Spokespeople for AT&T and Time Warner were not immediately available for comment. But The Wall Street Journal, citing anonymous sources, said that a deal could happen as soon as this weekend. (Time Warner is the parent company of CNN.)
Shares of AT&T were down 4% after the news broke.
There was no indication how much AT&T was willing to pay for Time Warner. AT&T reportedly would use cash and its own stock to finance the deal. It is currently worth $230 billion, while Time Warner’s market value is about $72 billion.
But any AT&T-Time Warner deal would be subject to a lengthy regulatory review process.
That’s because an acquisition of Time Warner would cement AT&T as one of the country’s dominant media companies, with significant control over both programming and the distribution of that programming.

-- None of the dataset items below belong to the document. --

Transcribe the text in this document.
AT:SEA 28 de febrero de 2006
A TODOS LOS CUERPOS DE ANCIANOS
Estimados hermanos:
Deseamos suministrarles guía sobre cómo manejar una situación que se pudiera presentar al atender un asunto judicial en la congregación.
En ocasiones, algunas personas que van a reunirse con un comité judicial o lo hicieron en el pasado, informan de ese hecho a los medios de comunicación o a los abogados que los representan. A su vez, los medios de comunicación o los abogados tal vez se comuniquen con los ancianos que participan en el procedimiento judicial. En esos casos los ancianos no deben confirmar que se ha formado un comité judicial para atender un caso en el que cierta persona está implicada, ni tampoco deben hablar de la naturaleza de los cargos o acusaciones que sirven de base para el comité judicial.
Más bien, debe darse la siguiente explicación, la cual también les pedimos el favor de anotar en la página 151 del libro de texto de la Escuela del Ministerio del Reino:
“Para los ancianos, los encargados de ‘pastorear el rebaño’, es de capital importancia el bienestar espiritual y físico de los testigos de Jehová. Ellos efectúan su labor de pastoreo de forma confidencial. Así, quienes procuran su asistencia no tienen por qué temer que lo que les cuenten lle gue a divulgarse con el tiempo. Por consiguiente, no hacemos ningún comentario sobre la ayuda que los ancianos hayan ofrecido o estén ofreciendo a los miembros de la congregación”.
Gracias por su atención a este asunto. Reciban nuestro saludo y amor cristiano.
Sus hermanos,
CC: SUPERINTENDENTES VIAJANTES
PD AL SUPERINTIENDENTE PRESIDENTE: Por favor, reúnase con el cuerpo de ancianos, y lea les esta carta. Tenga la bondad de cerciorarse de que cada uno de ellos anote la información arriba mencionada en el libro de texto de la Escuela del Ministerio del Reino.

AT&T recently completed the acquisition of satellite TV provider DirecTV, which has access to 20 million households in the United States and also holds the lucrative rights to the National Football League’s Sunday Ticket package.
AT&T’s broadband U-Verse service has another 5 million subscribers in the U.S. AT&T also still owns a huge wireless and landline phone business as well. This is the company many still know by its nickname Ma Bell after all.
With the addition of Time Warner, AT&T would gain control of household names in the media world: CNN, HBO, a collection of valuable cable channels like TNT and Cartoon Network and the Warner Bros. movie and TV studio.
A purchase of Time Warner would immediately make AT&T a global media giant, on par with cable company Comcast — which also owns NBCUniversal and DreamWorks Animation — as well as Disney, the parent of ESPN, ABC, Lucasfilm, Pixar and Marvel.
Bloomberg reported on Thursday that talks between AT&T and Time Warner have been taking place for several weeks.
Time Warner CEO Jeff Bewkes is a “willing seller” if he “gets an offer he thinks is fair,” Bloomberg said, citing an anonymous source.
This isn’t the first time that Time Warner has been in play. Rupert Murdoch’s Fox made an offer for Time Warner in 2014 but withdrew the bid after it became clear that Time Warner was not interested in a deal.
At the time, a senior source involved in the bid said Murdoch was the wrong bidder at the wrong time.
“Wait two or three years,” the source said, “and Time Warner will be on the market.”
Sure enough, two years later there has been anticipation on Wall Street about a potential Time Warner transaction.
Analysts believe Time Warner’s portfolio of entertainment and news businesses are a logical fit with several potential buyers, including AT&T. It is also becoming clear that content can be very valuable to large technology firms as well.
To that end, there were rumors circulating on Wall Street earlier this year that Apple may be interested in making a bid for either Time Warner or Netflix.
Google parent Alphabet and Amazon have also been mentioned in vague trader chatter as possible acquirers of Time Warner or other big media companies.
Any deal for Time Warner could kick off another wave of mergers in the media sector.
CBS is already said to be in talks to reunite with Viacom, the owner of the Paramount movie studio, Nickelodeon and MTV. Sumner Redstone and his family control both companies.
A Time Warner acquisition may cause Fox and Disney to consider big deals of their own too.